Postprandial dyslipidemia is a common feature of insulin-resistant states and contributes to increased cardiovascular disease risk. Recently, bile acids have been recognized beyond their emulsification properties as important signaling molecules that promote energy expenditure, improve insulin sensitivity, and lower fasting lipemia. Although bile acid receptors have become novel pharmaceutical targets, their effects on postprandial lipid metabolism remain unclear. Here, we investigated the potential role of bile acids in regulation of postprandial chylomicron production and triglyceride excursion. Healthy C57BL/6 mice were given an intraduodenal infusion of taurocholic acid (TA) under fat-loaded conditions, and circulating lipids were measured. Targeting of bile acid receptors was achieved with GW4064, a synthetic agonist to the farnesoid X receptor (FXR), and deoxycholic acid (DCA), an activator of the Takeda G-protein-coupled receptor 5. TA, GW4064, and DCA treatments all lowered postprandial lipemia. FXR agonism also reduced intestinal triglyceride content and activity of microsomal triglyceride transfer protein, involved in chylomicron assembly. Importantly, TA (but not DCA) effects were largely lost in FXR knockout mice. These bile acid effects are reminiscent of the antidiabetic hormone glucagon-like peptide-1 (GLP-1). Although the GLP-1 receptor agonist exendin-4 retained its ability to acutely lower postprandial lipemia during bile acid sequestration and FXR deficiency, it did raise hepatic expression of the rate-limiting enzyme for bile acid synthesis. Bile acid signaling may be an important mechanism of controlling dietary lipid absorption, and bile acid receptors may constitute novel targets for the treatment of postprandial dyslipidemia. We present new data suggesting potentially important roles for bile acids in regulation of postprandial lipid metabolism. Specific bile acid species, particularly secondary bile acids, were found to markedly inhibit absorption of dietary lipid and reduce postprandial triglyceride excursion. These effects appear to be mediated via bile acid receptors, farnesoid X receptor (FXR) and Takeda G protein-coupled receptor 5 (TGR5). Importantly, bile acid signaling may trigger glucagon-like peptide-1 (GLP-1) secretion, which may in turn mediate the marked inhibitory effects on dietary fat absorption.

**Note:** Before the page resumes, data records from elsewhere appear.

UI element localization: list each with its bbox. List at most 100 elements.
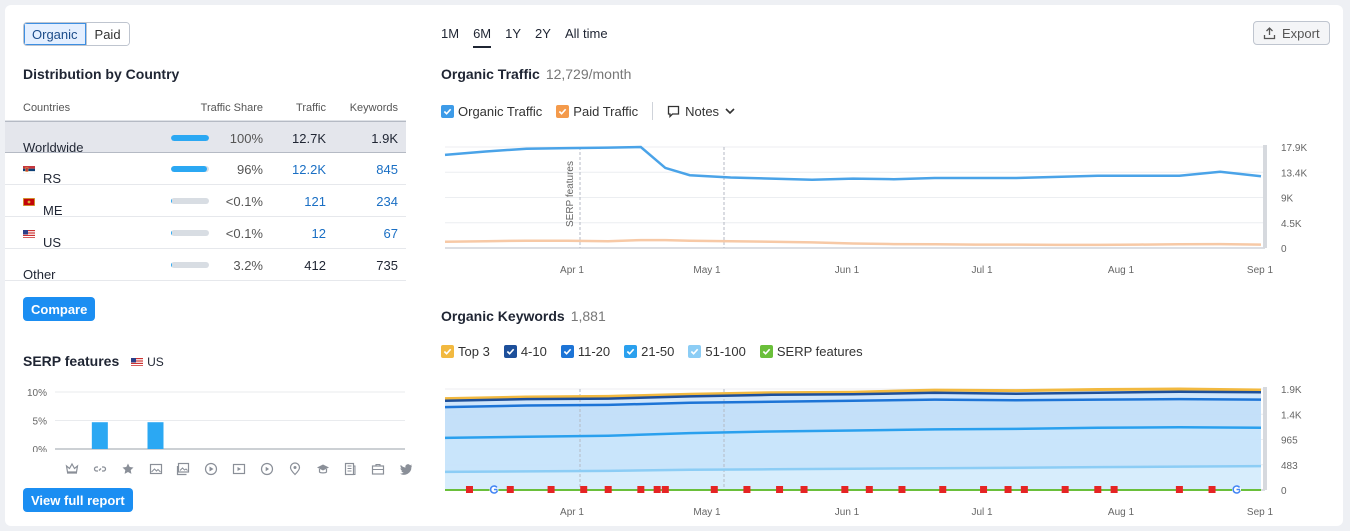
x-tick-label: Jun 1 [835,507,860,518]
traffic-share-value: 3.2% [233,258,263,273]
serp-flag-marker [506,486,514,493]
table-row[interactable]: US <0.1% 12 67 [5,217,406,250]
tab-period-6m[interactable]: 6M [473,26,492,48]
keywords-line-11-20 [444,397,1262,409]
legend-organic-traffic[interactable]: Organic Traffic [441,104,542,119]
country-name[interactable]: US [23,226,61,250]
distribution-title: Distribution by Country [23,66,180,82]
tab-period-all-time[interactable]: All time [564,26,608,41]
keywords-value[interactable]: 845 [376,162,398,177]
main-card: Organic Paid Distribution by Country Cou… [5,5,1343,526]
table-row[interactable]: ME <0.1% 121 234 [5,185,406,218]
serp-flag-marker [1004,486,1012,493]
keywords-value[interactable]: 234 [376,194,398,209]
legend-paid-traffic[interactable]: Paid Traffic [556,104,638,119]
organic-keywords-chart[interactable]: 0 483 965 1.4K 1.9K Apr 1 May 1 Jun 1 Jul 1 Aug 1… [435,377,1315,522]
traffic-value[interactable]: 121 [304,194,326,209]
notes-dropdown[interactable]: Notes [667,104,735,119]
tab-period-1y[interactable]: 1Y [505,26,522,41]
traffic-share-bar [171,198,209,204]
legend-label: 11-20 [577,344,611,359]
x-tick-label: Sep 1 [1247,507,1274,518]
legend-keywords-51-100[interactable]: 51-100 [688,344,746,359]
legend-label: SERP features [776,344,863,359]
legend-keywords-4-10[interactable]: 4-10 [503,344,547,359]
serp-flag-marker [800,486,808,493]
keywords-line-top-3 [444,387,1262,401]
organic-traffic-chart[interactable]: 0 4.5K 9K 13.4K 17.9K Apr 1 May 1 Jun 1 Jul 1 Aug… [435,135,1315,280]
me-flag-icon [23,198,35,206]
serp-flag-marker [939,486,947,493]
traffic-share-bar [171,166,209,172]
checkbox-icon [624,345,638,358]
legend-keywords-11-20[interactable]: 11-20 [560,344,611,359]
countries-header: Countries [23,102,71,114]
view-full-report-button[interactable]: View full report [23,488,133,512]
legend-paid-label: Paid Traffic [573,103,639,119]
checkbox-icon [556,104,570,118]
serp-features-annotation: SERP features [565,161,576,227]
legend-label: Top 3 [458,344,490,359]
tab-period-1m[interactable]: 1M [441,26,460,41]
checkbox-icon [503,345,517,358]
video-circle-icon [260,462,273,476]
compare-button[interactable]: Compare [23,297,96,321]
y-tick-label: 1.4K [1281,410,1302,421]
chevron-down-icon [725,108,735,115]
table-row[interactable]: RS 96% 12.2K 845 [5,153,406,186]
google-glyph [489,485,499,494]
country-label: RS [43,171,62,186]
table-row[interactable]: Worldwide 100% 12.7K 1.9K [5,121,406,155]
table-header: Countries Traffic Share Traffic Keywords [5,95,406,121]
traffic-share-value: 96% [236,162,263,177]
x-tick-label: May 1 [693,507,721,518]
x-tick-label: Apr 1 [560,265,584,276]
y-tick-label: 4.5K [1281,219,1302,230]
organic-traffic-value: 12,729/month [545,66,632,82]
y-tick-label: 0 [1281,244,1287,255]
serp-country[interactable]: US [131,355,164,369]
link-icon [93,466,106,472]
x-tick-label: Jul 1 [971,265,993,276]
keywords-legend: Top 3 4-10 11-20 21-50 51-100 SERP features [441,344,877,359]
location-pin-icon [289,462,300,476]
traffic-share-value: <0.1% [225,226,263,241]
keywords-value[interactable]: 67 [383,226,398,241]
rs-flag-icon [23,166,35,174]
note-icon [667,105,680,118]
serp-flag-marker [465,486,473,493]
crown-icon [65,462,79,474]
period-tabs: 1M 6M 1Y 2Y All time [441,26,608,48]
google-glyph [1232,485,1241,494]
legend-keywords-serp-features[interactable]: SERP features [759,344,863,359]
legend-keywords-top-3[interactable]: Top 3 [441,344,490,359]
export-button[interactable]: Export [1253,21,1330,45]
y-tick-label: 9K [1281,194,1294,205]
traffic-value[interactable]: 12.2K [292,162,326,177]
traffic-share-value: <0.1% [225,194,263,209]
y-tick-label: 0 [1281,486,1287,497]
organic-traffic-title-text: Organic Traffic [441,66,540,82]
twitter-icon [400,464,412,475]
organic-toggle-button[interactable]: Organic [24,23,86,45]
paid-toggle-button[interactable]: Paid [85,23,129,45]
tab-period-2y[interactable]: 2Y [535,26,551,41]
chart-scroll-edge [1263,387,1267,490]
legend-label: 4-10 [520,344,547,359]
country-name[interactable]: ME [23,194,63,218]
checkbox-icon [441,345,454,358]
table-row[interactable]: Other 3.2% 412 735 [5,249,406,282]
us-flag-icon [23,230,35,238]
keywords-header[interactable]: Keywords [349,102,398,114]
serp-flag-marker [1020,486,1028,493]
traffic-share-header[interactable]: Traffic Share [200,102,263,114]
legend-divider [652,102,654,120]
serp-flag-marker [580,486,588,493]
legend-keywords-21-50[interactable]: 21-50 [624,344,674,359]
traffic-share-bar [171,262,209,268]
traffic-value[interactable]: 12 [311,226,326,241]
traffic-header[interactable]: Traffic [296,102,326,114]
country-name[interactable]: RS [23,162,61,186]
y-tick-label: 483 [1281,461,1298,472]
organic-keywords-value: 1,881 [570,308,606,324]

餐后血脂异常是胰岛素抵抗状态的一个常见特征,增加了心血管疾病的风险。最近,胆汁酸除了具有乳化特性外,还被认为是促进能量消耗、改善胰岛素敏感性和降低空腹血脂的重要信号分子。尽管胆汁酸受体已成为新的药物靶点,但它们对餐后脂质代谢的影响尚不清楚。在这里,我们研究了胆汁酸在调节餐后乳糜微粒生成和甘油三酯波动中的潜在作用。在高脂肪负荷条件下,将牛磺胆酸(TA)十二指肠内输注给健康 C57BL/6 小鼠,并测量循环脂质。使用合成的法尼醇 X 受体(FXR)激动剂 GW4064 和 Takeda G 蛋白偶联受体 5 的激动剂脱氧胆酸(DCA)靶向胆汁酸受体。TA、GW4064 和 DCA 处理均降低了餐后血脂。FXR 激动剂还降低了肠道甘油三酯含量和参与乳糜微粒组装的微粒体甘油三酯转移蛋白的活性。重要的是,在 FXR 敲除小鼠中,TA(但不是 DCA)的作用大部分丧失。这些胆汁酸作用类似于抗糖尿病激素胰高血糖素样肽-1(GLP-1)。尽管 GLP-1 受体激动剂 exendin-4 在胆汁酸螯合和 FXR 缺乏期间仍然能够急性降低餐后血脂,但它确实提高了胆汁酸合成限速酶的肝表达。胆汁酸信号可能是控制膳食脂质吸收的重要机制,胆汁酸受体可能是治疗餐后血脂异常的新靶点。我们提供了新的数据,表明胆汁酸在调节餐后脂质代谢中可能具有重要作用。发现特定的胆汁酸种类,特别是次级胆汁酸,明显抑制膳食脂质的吸收并降低餐后甘油三酯波动。这些作用似乎是通过胆汁酸受体、法尼醇 X 受体(FXR)和 Takeda G 蛋白偶联受体 5(TGR5)介导的。重要的是,胆汁酸信号可能触发胰高血糖素样肽-1(GLP-1)的分泌,这反过来可能介导对膳食脂肪吸收的显著抑制作用。